Tribunal Administratif de Paris — Décision N° TA75-2604912

jeudi 5 mars 2026

JuridictionTribunal Administratif de Paris
SectionTribunal Administratif de Paris
N° DossierTA75-2604912
TypeDécision
RecoursExcès de pouvoir
Avocat requérantKODMANI

Résumé IA

Le Tribunal Administratif de Paris a été saisi d'une demande de référé-suspension concernant le refus implicite de délivrance d'un titre de voyage pour réfugié. Le juge a admis l'urgence au vu de la situation médicale grave de la mère du requérant et de son voyage programmé. Il a suspendu l'exécution de la décision administrative, estimant qu'il existait un doute sérieux sur sa légalité, notamment au regard des articles L. 521-1 du code de justice administrative et L. 561-9 du code de l'entrée et du séjour des étrangers et du droit d'asile.

Texte intégral

Vu la procédure suivante :


Par une requête enregistrée le 16 février 2026 et des pièces complémentaires enregistrées le 22 février 2026, M. B... A..., représenté par Me Kodmani, demande au juge des référés, saisi sur le fondement des dispositions de l’article L. 521-1 du code de justice administrative :

1°) de l’admettre au bénéfice de l’aide juridictionnelle à titre provisoire ;

2°) de suspendre l’exécution de la décision implicite par laquelle le préfet de police de Paris lui a refusé la délivrance de son titre de voyage pour réfugié ;

3°) d’enjoindre au préfet de police de lui délivrer son titre de voyage dans un délai de deux semaines à compter de la notification de l’ordonnance à intervenir, ou à défaut de réexaminer sa situation dans le même délai, sous astreinte de 100 euros par jour de retard ;

4°) de mettre à la charge de l’Etat la somme de 1 500 euros à verser à son conseil au titre de l’article L. 761-1 du code de justice administrative et de l’article 37 de la loi du 10 juillet 1991 ou à lui-même si le bénéfice de l’aide juridictionnelle ne lui est pas accordé.

Il soutient que :
- sa requête est recevable ;
- l’urgence est caractérisée dès lors que le titre de voyage demandé lui est nécessaire pour se rendre auprès de sa mère, réfugiée syrienne résidant en Jordanie, qui souffre d’une pathologie grave et doit prochainement subir une intervention chirurgicale ; une réservation de vol est prévue du 1er avril 2026 au 13 avril 2026 ;
- il existe un doute sérieux quant à la légalité de la décision attaquée tiré de l’incompétence de son auteur, du défaut de motivation, de l’erreur de droit et de l’erreur manifeste d’appréciation au regard de l’article L. 561-9 du code de l'entrée et du séjour des étrangers et du droit d'asile, de la méconnaissance de l’article 8 de la convention européenne de sauvegarde des droits de l'homme et des libertés fondamentales, et de l’atteinte illégale à sa liberté d’aller et venir.

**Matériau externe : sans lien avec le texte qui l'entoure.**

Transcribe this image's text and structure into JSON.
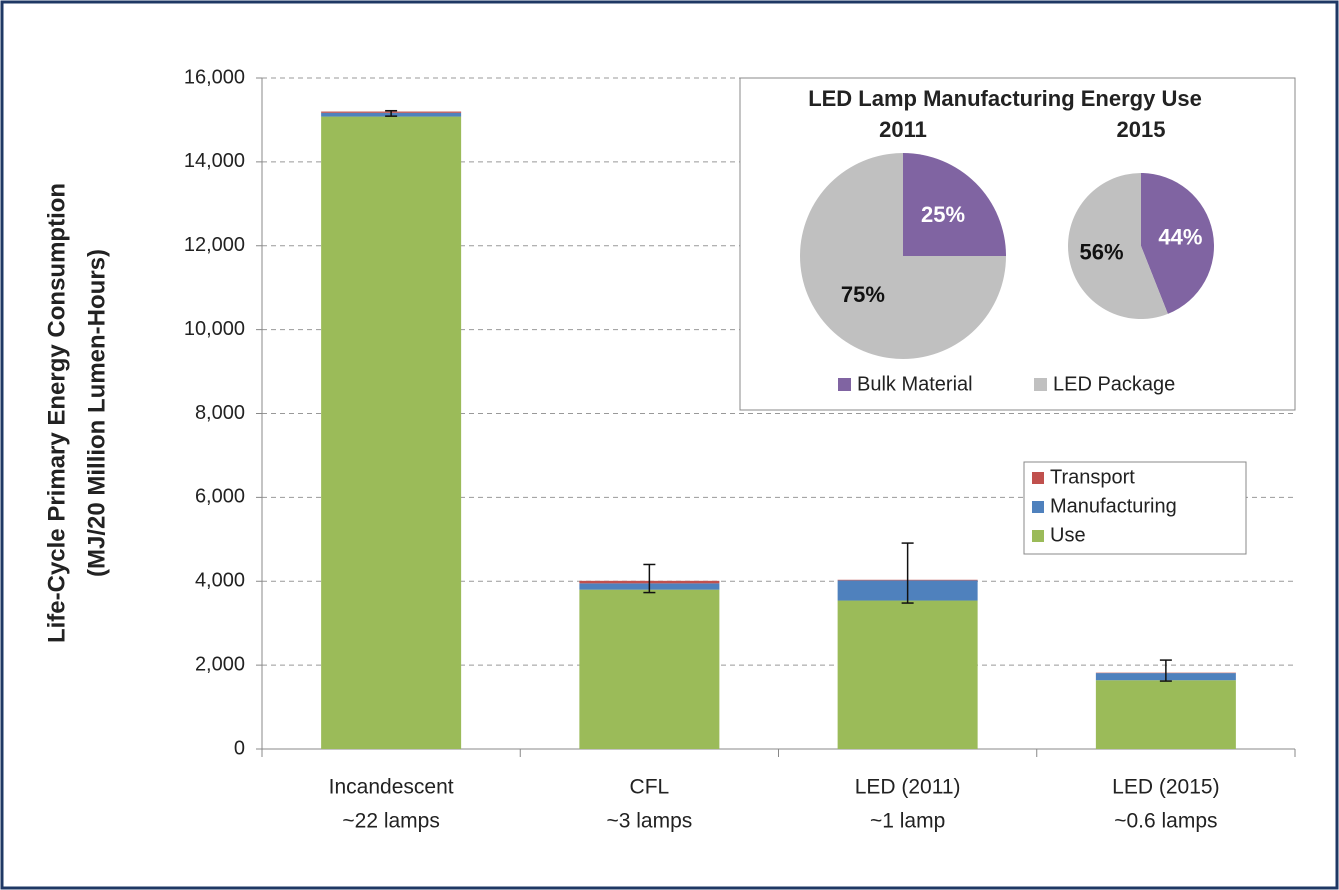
{
  "chart_data": [
    {
      "type": "bar",
      "stacked": true,
      "ylabel": [
        "Life-Cycle Primary Energy Consumption",
        "(MJ/20 Million Lumen-Hours)"
      ],
      "categories": [
        [
          "Incandescent",
          "~22 lamps"
        ],
        [
          "CFL",
          "~3 lamps"
        ],
        [
          "LED (2011)",
          "~1 lamp"
        ],
        [
          "LED (2015)",
          "~0.6 lamps"
        ]
      ],
      "series": [
        {
          "name": "Use",
          "color": "#9bbb59",
          "values": [
            15080,
            3800,
            3540,
            1640
          ]
        },
        {
          "name": "Manufacturing",
          "color": "#4f81bd",
          "values": [
            90,
            150,
            480,
            170
          ]
        },
        {
          "name": "Transport",
          "color": "#c0504d",
          "values": [
            30,
            60,
            15,
            10
          ]
        }
      ],
      "error_low": [
        15090,
        3730,
        3480,
        1620
      ],
      "error_high": [
        15220,
        4400,
        4910,
        2120
      ],
      "ylim": [
        0,
        16000
      ],
      "yticks": [
        0,
        {
          "value": 2000,
          "label": "2,000"
        },
        {
          "value": 4000,
          "label": "4,000"
        },
        {
          "value": 6000,
          "label": "6,000"
        },
        {
          "value": 8000,
          "label": "8,000"
        },
        {
          "value": 10000,
          "label": "10,000"
        },
        {
          "value": 12000,
          "label": "12,000"
        },
        {
          "value": 14000,
          "label": "14,000"
        },
        {
          "value": 16000,
          "label": "16,000"
        }
      ],
      "grid": true,
      "legend": "right"
    },
    {
      "type": "pie",
      "title": "LED Lamp Manufacturing Energy Use",
      "categories": [
        "Bulk Material",
        "LED Package"
      ],
      "colors": [
        "#8064a2",
        "#c0c0c0"
      ],
      "pies": [
        {
          "label": "2011",
          "values": [
            25,
            75
          ],
          "value_labels": [
            "25%",
            "75%"
          ]
        },
        {
          "label": "2015",
          "values": [
            44,
            56
          ],
          "value_labels": [
            "44%",
            "56%"
          ]
        }
      ]
    }
  ]
}
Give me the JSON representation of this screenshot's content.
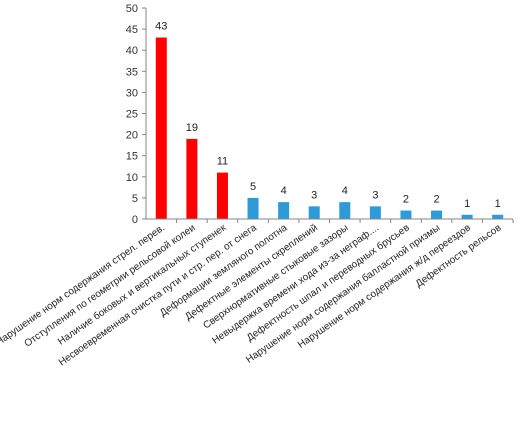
{
  "chart_data": {
    "type": "bar",
    "title": "",
    "xlabel": "",
    "ylabel": "",
    "ylim": [
      0,
      50
    ],
    "yticks": [
      0,
      5,
      10,
      15,
      20,
      25,
      30,
      35,
      40,
      45,
      50
    ],
    "grid": false,
    "legend": "none",
    "categories": [
      "Нарушение норм содержания стрел. перев.",
      "Отступления по геометрии рельсовой колеи",
      "Наличие боковых и вертикальных ступенек",
      "Несвоевременная очистка пути и стр. пер. от снега",
      "Деформации земляного полотна",
      "Дефектные элементы скреплений",
      "Сверхнормативные стыковые зазоры",
      "Невыдержка времени хода из-за неграф....",
      "Дефектность шпал и переводных брусьев",
      "Нарушение норм содержания балластной призмы",
      "Нарушение норм содержания ж/д переездов",
      "Дефектность рельсов"
    ],
    "values": [
      43,
      19,
      11,
      5,
      4,
      3,
      4,
      3,
      2,
      2,
      1,
      1
    ],
    "bar_colors": [
      "#ff0000",
      "#ff0000",
      "#ff0000",
      "#2e9bd6",
      "#2e9bd6",
      "#2e9bd6",
      "#2e9bd6",
      "#2e9bd6",
      "#2e9bd6",
      "#2e9bd6",
      "#2e9bd6",
      "#2e9bd6"
    ],
    "axis_color": "#868686"
  }
}
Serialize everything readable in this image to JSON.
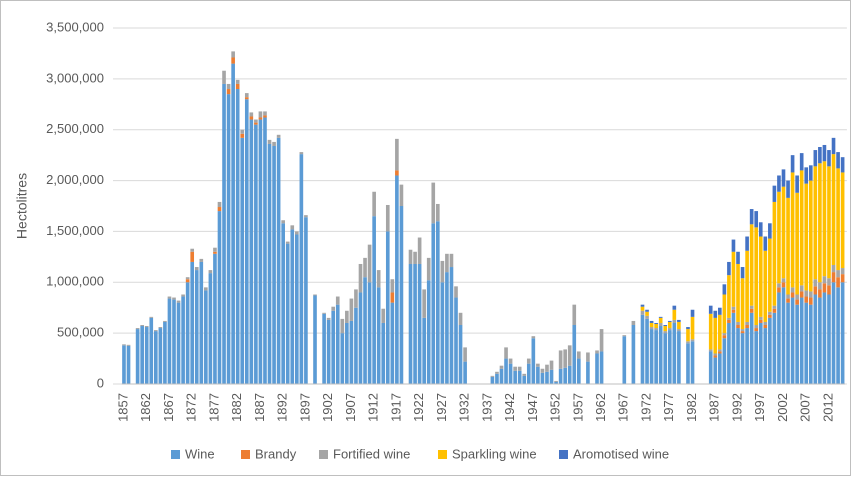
{
  "chart_data": {
    "type": "stacked-bar",
    "y_label": "Hectolitres",
    "categories": [
      "1857",
      null,
      null,
      null,
      null,
      "1862",
      null,
      null,
      null,
      null,
      "1867",
      null,
      null,
      null,
      null,
      "1872",
      null,
      null,
      null,
      null,
      "1877",
      null,
      null,
      null,
      null,
      "1882",
      null,
      null,
      null,
      null,
      "1887",
      null,
      null,
      null,
      null,
      "1892",
      null,
      null,
      null,
      null,
      "1897",
      null,
      null,
      null,
      null,
      "1902",
      null,
      null,
      null,
      null,
      "1907",
      null,
      null,
      null,
      null,
      "1912",
      null,
      null,
      null,
      null,
      "1917",
      null,
      null,
      null,
      null,
      "1922",
      null,
      null,
      null,
      null,
      "1927",
      null,
      null,
      null,
      null,
      "1932",
      null,
      null,
      null,
      null,
      "1937",
      null,
      null,
      null,
      null,
      "1942",
      null,
      null,
      null,
      null,
      "1947",
      null,
      null,
      null,
      null,
      "1952",
      null,
      null,
      null,
      null,
      "1957",
      null,
      null,
      null,
      null,
      "1962",
      null,
      null,
      null,
      null,
      "1967",
      null,
      null,
      null,
      null,
      "1972",
      null,
      null,
      null,
      null,
      "1977",
      null,
      null,
      null,
      null,
      "1982",
      null,
      null,
      null,
      null,
      "1987",
      null,
      null,
      null,
      null,
      "1992",
      null,
      null,
      null,
      null,
      "1997",
      null,
      null,
      null,
      null,
      "2002",
      null,
      null,
      null,
      null,
      "2007",
      null,
      null,
      null,
      null,
      "2012",
      null,
      null,
      null
    ],
    "series": [
      {
        "name": "Wine",
        "color": "#5b9bd5",
        "values": [
          380000,
          375000,
          0,
          540000,
          570000,
          560000,
          650000,
          520000,
          550000,
          610000,
          840000,
          830000,
          800000,
          860000,
          1000000,
          1200000,
          1120000,
          1200000,
          920000,
          1090000,
          1280000,
          1700000,
          2950000,
          2850000,
          3150000,
          2900000,
          2420000,
          2800000,
          2600000,
          2550000,
          2600000,
          2620000,
          2360000,
          2340000,
          2420000,
          1580000,
          1380000,
          1520000,
          1470000,
          2260000,
          1640000,
          0,
          870000,
          0,
          690000,
          630000,
          720000,
          780000,
          500000,
          600000,
          620000,
          750000,
          900000,
          1050000,
          1000000,
          1650000,
          950000,
          600000,
          1500000,
          800000,
          2050000,
          1750000,
          0,
          1180000,
          1180000,
          1180000,
          650000,
          1020000,
          1580000,
          1600000,
          1000000,
          1100000,
          1150000,
          850000,
          580000,
          220000,
          0,
          0,
          0,
          0,
          0,
          70000,
          100000,
          150000,
          250000,
          200000,
          130000,
          130000,
          80000,
          200000,
          450000,
          170000,
          110000,
          120000,
          140000,
          20000,
          150000,
          160000,
          180000,
          580000,
          250000,
          0,
          220000,
          0,
          300000,
          320000,
          0,
          0,
          0,
          0,
          470000,
          0,
          580000,
          0,
          680000,
          640000,
          540000,
          530000,
          570000,
          500000,
          530000,
          600000,
          520000,
          0,
          400000,
          420000,
          0,
          0,
          0,
          320000,
          260000,
          300000,
          450000,
          600000,
          700000,
          550000,
          500000,
          550000,
          700000,
          520000,
          600000,
          550000,
          650000,
          700000,
          900000,
          950000,
          800000,
          850000,
          780000,
          850000,
          800000,
          780000,
          880000,
          850000,
          900000,
          880000,
          1000000,
          950000,
          1000000
        ]
      },
      {
        "name": "Brandy",
        "color": "#ed7d31",
        "values": [
          0,
          0,
          0,
          0,
          0,
          0,
          0,
          0,
          0,
          0,
          0,
          0,
          0,
          0,
          30000,
          100000,
          0,
          0,
          0,
          0,
          20000,
          40000,
          0,
          50000,
          60000,
          50000,
          40000,
          20000,
          30000,
          20000,
          20000,
          20000,
          0,
          0,
          0,
          0,
          0,
          0,
          0,
          0,
          0,
          0,
          0,
          0,
          0,
          0,
          0,
          0,
          0,
          0,
          0,
          0,
          0,
          0,
          0,
          0,
          0,
          0,
          0,
          100000,
          50000,
          0,
          0,
          0,
          0,
          0,
          0,
          0,
          0,
          0,
          0,
          0,
          0,
          0,
          0,
          0,
          0,
          0,
          0,
          0,
          0,
          0,
          0,
          0,
          0,
          0,
          0,
          0,
          0,
          0,
          0,
          0,
          0,
          0,
          0,
          0,
          0,
          0,
          0,
          0,
          0,
          0,
          0,
          0,
          0,
          0,
          0,
          0,
          0,
          0,
          0,
          0,
          0,
          0,
          0,
          0,
          0,
          0,
          0,
          0,
          0,
          0,
          0,
          0,
          0,
          0,
          0,
          0,
          0,
          0,
          20000,
          20000,
          30000,
          30000,
          30000,
          30000,
          20000,
          30000,
          40000,
          30000,
          30000,
          30000,
          30000,
          40000,
          50000,
          50000,
          40000,
          50000,
          50000,
          60000,
          60000,
          70000,
          80000,
          80000,
          90000,
          90000,
          100000,
          100000,
          80000
        ]
      },
      {
        "name": "Fortified wine",
        "color": "#a5a5a5",
        "values": [
          10000,
          10000,
          0,
          10000,
          10000,
          10000,
          10000,
          10000,
          10000,
          10000,
          20000,
          20000,
          20000,
          20000,
          20000,
          30000,
          30000,
          30000,
          30000,
          30000,
          40000,
          50000,
          130000,
          50000,
          60000,
          40000,
          40000,
          40000,
          40000,
          30000,
          60000,
          40000,
          40000,
          40000,
          30000,
          30000,
          20000,
          40000,
          30000,
          20000,
          20000,
          0,
          10000,
          0,
          10000,
          20000,
          40000,
          80000,
          140000,
          120000,
          220000,
          180000,
          280000,
          190000,
          370000,
          240000,
          170000,
          140000,
          260000,
          130000,
          310000,
          210000,
          0,
          140000,
          120000,
          260000,
          280000,
          220000,
          400000,
          170000,
          210000,
          180000,
          130000,
          110000,
          120000,
          140000,
          0,
          0,
          0,
          0,
          0,
          10000,
          20000,
          30000,
          110000,
          50000,
          40000,
          40000,
          20000,
          50000,
          20000,
          30000,
          40000,
          70000,
          90000,
          10000,
          180000,
          180000,
          200000,
          200000,
          70000,
          0,
          90000,
          0,
          30000,
          220000,
          0,
          0,
          0,
          0,
          10000,
          0,
          40000,
          0,
          40000,
          30000,
          20000,
          20000,
          30000,
          20000,
          20000,
          30000,
          20000,
          0,
          20000,
          20000,
          0,
          0,
          0,
          20000,
          20000,
          20000,
          20000,
          20000,
          30000,
          30000,
          20000,
          30000,
          30000,
          30000,
          30000,
          30000,
          30000,
          30000,
          40000,
          40000,
          40000,
          50000,
          50000,
          60000,
          60000,
          60000,
          70000,
          70000,
          70000,
          70000,
          70000,
          70000,
          60000
        ]
      },
      {
        "name": "Sparkling wine",
        "color": "#ffc000",
        "values": [
          0,
          0,
          0,
          0,
          0,
          0,
          0,
          0,
          0,
          0,
          0,
          0,
          0,
          0,
          0,
          0,
          0,
          0,
          0,
          0,
          0,
          0,
          0,
          0,
          0,
          0,
          0,
          0,
          0,
          0,
          0,
          0,
          0,
          0,
          0,
          0,
          0,
          0,
          0,
          0,
          0,
          0,
          0,
          0,
          0,
          0,
          0,
          0,
          0,
          0,
          0,
          0,
          0,
          0,
          0,
          0,
          0,
          0,
          0,
          0,
          0,
          0,
          0,
          0,
          0,
          0,
          0,
          0,
          0,
          0,
          0,
          0,
          0,
          0,
          0,
          0,
          0,
          0,
          0,
          0,
          0,
          0,
          0,
          0,
          0,
          0,
          0,
          0,
          0,
          0,
          0,
          0,
          0,
          0,
          0,
          0,
          0,
          0,
          0,
          0,
          0,
          0,
          0,
          0,
          0,
          0,
          0,
          0,
          0,
          0,
          0,
          0,
          0,
          0,
          40000,
          40000,
          40000,
          40000,
          50000,
          50000,
          60000,
          100000,
          70000,
          0,
          120000,
          220000,
          0,
          0,
          0,
          350000,
          350000,
          340000,
          380000,
          420000,
          540000,
          570000,
          500000,
          700000,
          800000,
          960000,
          790000,
          700000,
          720000,
          1020000,
          900000,
          900000,
          950000,
          1130000,
          1000000,
          1130000,
          1050000,
          1090000,
          1110000,
          1170000,
          1130000,
          1100000,
          1090000,
          1000000,
          940000
        ]
      },
      {
        "name": "Aromotised wine",
        "color": "#4472c4",
        "values": [
          0,
          0,
          0,
          0,
          0,
          0,
          0,
          0,
          0,
          0,
          0,
          0,
          0,
          0,
          0,
          0,
          0,
          0,
          0,
          0,
          0,
          0,
          0,
          0,
          0,
          0,
          0,
          0,
          0,
          0,
          0,
          0,
          0,
          0,
          0,
          0,
          0,
          0,
          0,
          0,
          0,
          0,
          0,
          0,
          0,
          0,
          0,
          0,
          0,
          0,
          0,
          0,
          0,
          0,
          0,
          0,
          0,
          0,
          0,
          0,
          0,
          0,
          0,
          0,
          0,
          0,
          0,
          0,
          0,
          0,
          0,
          0,
          0,
          0,
          0,
          0,
          0,
          0,
          0,
          0,
          0,
          0,
          0,
          0,
          0,
          0,
          0,
          0,
          0,
          0,
          0,
          0,
          0,
          0,
          0,
          0,
          0,
          0,
          0,
          0,
          0,
          0,
          0,
          0,
          0,
          0,
          0,
          0,
          0,
          0,
          0,
          0,
          0,
          0,
          20000,
          20000,
          20000,
          10000,
          10000,
          10000,
          10000,
          40000,
          20000,
          0,
          20000,
          70000,
          0,
          0,
          0,
          80000,
          70000,
          70000,
          100000,
          130000,
          120000,
          120000,
          110000,
          140000,
          150000,
          160000,
          140000,
          140000,
          150000,
          160000,
          160000,
          170000,
          170000,
          170000,
          170000,
          170000,
          160000,
          150000,
          160000,
          160000,
          160000,
          160000,
          160000,
          160000,
          150000
        ]
      }
    ],
    "ylim": [
      0,
      3500000
    ],
    "yticks": [
      0,
      {
        "value": 500000,
        "label": "500,000"
      },
      {
        "value": 1000000,
        "label": "1,000,000"
      },
      {
        "value": 1500000,
        "label": "1,500,000"
      },
      {
        "value": 2000000,
        "label": "2,000,000"
      },
      {
        "value": 2500000,
        "label": "2,500,000"
      },
      {
        "value": 3000000,
        "label": "3,000,000"
      },
      {
        "value": 3500000,
        "label": "3,500,000"
      }
    ],
    "grid": true,
    "legend": "bottom"
  }
}
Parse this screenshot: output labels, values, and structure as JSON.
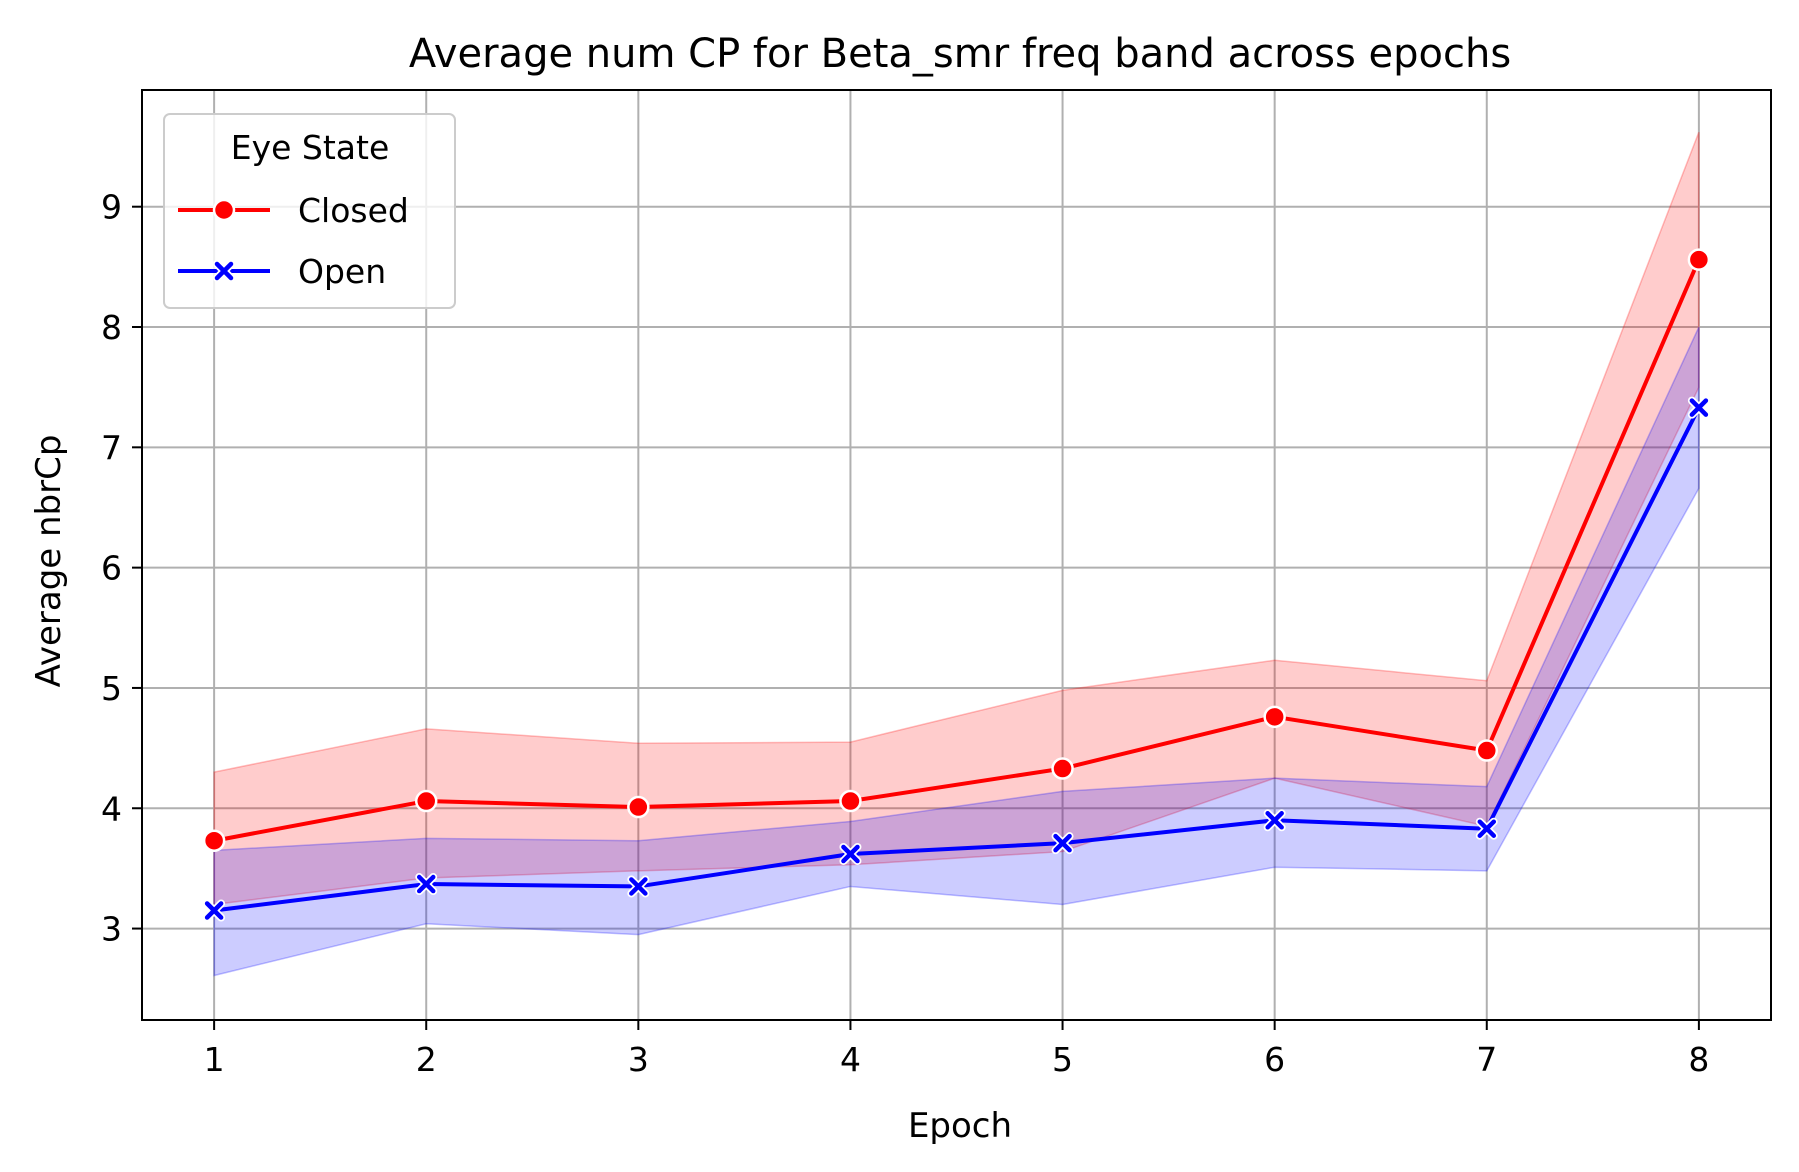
{
  "chart_data": {
    "type": "line",
    "title": "Average num CP for Beta_smr freq band across epochs",
    "xlabel": "Epoch",
    "ylabel": "Average nbrCp",
    "x": [
      1,
      2,
      3,
      4,
      5,
      6,
      7,
      8
    ],
    "xlim": [
      0.66,
      8.34
    ],
    "ylim": [
      2.24,
      9.97
    ],
    "xticks": [
      "1",
      "2",
      "3",
      "4",
      "5",
      "6",
      "7",
      "8"
    ],
    "yticks": [
      "3",
      "4",
      "5",
      "6",
      "7",
      "8",
      "9"
    ],
    "grid": true,
    "legend": {
      "title": "Eye State",
      "placement": "top-left"
    },
    "series": [
      {
        "name": "Closed",
        "color": "#ff0000",
        "marker": "circle",
        "values": [
          3.73,
          4.06,
          4.01,
          4.06,
          4.33,
          4.76,
          4.48,
          8.56
        ],
        "ci_lower": [
          3.2,
          3.42,
          3.48,
          3.53,
          3.64,
          4.25,
          3.85,
          7.5
        ],
        "ci_upper": [
          4.3,
          4.66,
          4.54,
          4.55,
          4.98,
          5.23,
          5.06,
          9.62
        ]
      },
      {
        "name": "Open",
        "color": "#0000ff",
        "marker": "x",
        "values": [
          3.15,
          3.37,
          3.35,
          3.62,
          3.71,
          3.9,
          3.83,
          7.33
        ],
        "ci_lower": [
          2.61,
          3.04,
          2.95,
          3.35,
          3.2,
          3.51,
          3.48,
          6.66
        ],
        "ci_upper": [
          3.65,
          3.75,
          3.73,
          3.89,
          4.14,
          4.25,
          4.18,
          8.0
        ]
      }
    ]
  }
}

Le préfet de police n’a pas produit de mémoire en défense.

Vu :
- les autres pièces du dossier ;
- la requête enregistrée sous le n° 2604910 par laquelle M. A... demande l’annulation de la décision attaquée.

Vu :
- le code de l’entrée et du séjour des étrangers et du droit d’asile ;
- la loi n° 91-647 du 10 juillet 1991 ;
- le code de justice administrative.

La présidente du tribunal a désigné M. Sobry pour statuer sur les demandes de référé.

Au cours de l’audience du 27 février 2026 tenue en présence de Mme Henry, greffière, M. Sobry a lu son rapport et a entendu les observations de Me Kodmani, représentant le requérant. Le préfet de police n’était ni présent ni représenté.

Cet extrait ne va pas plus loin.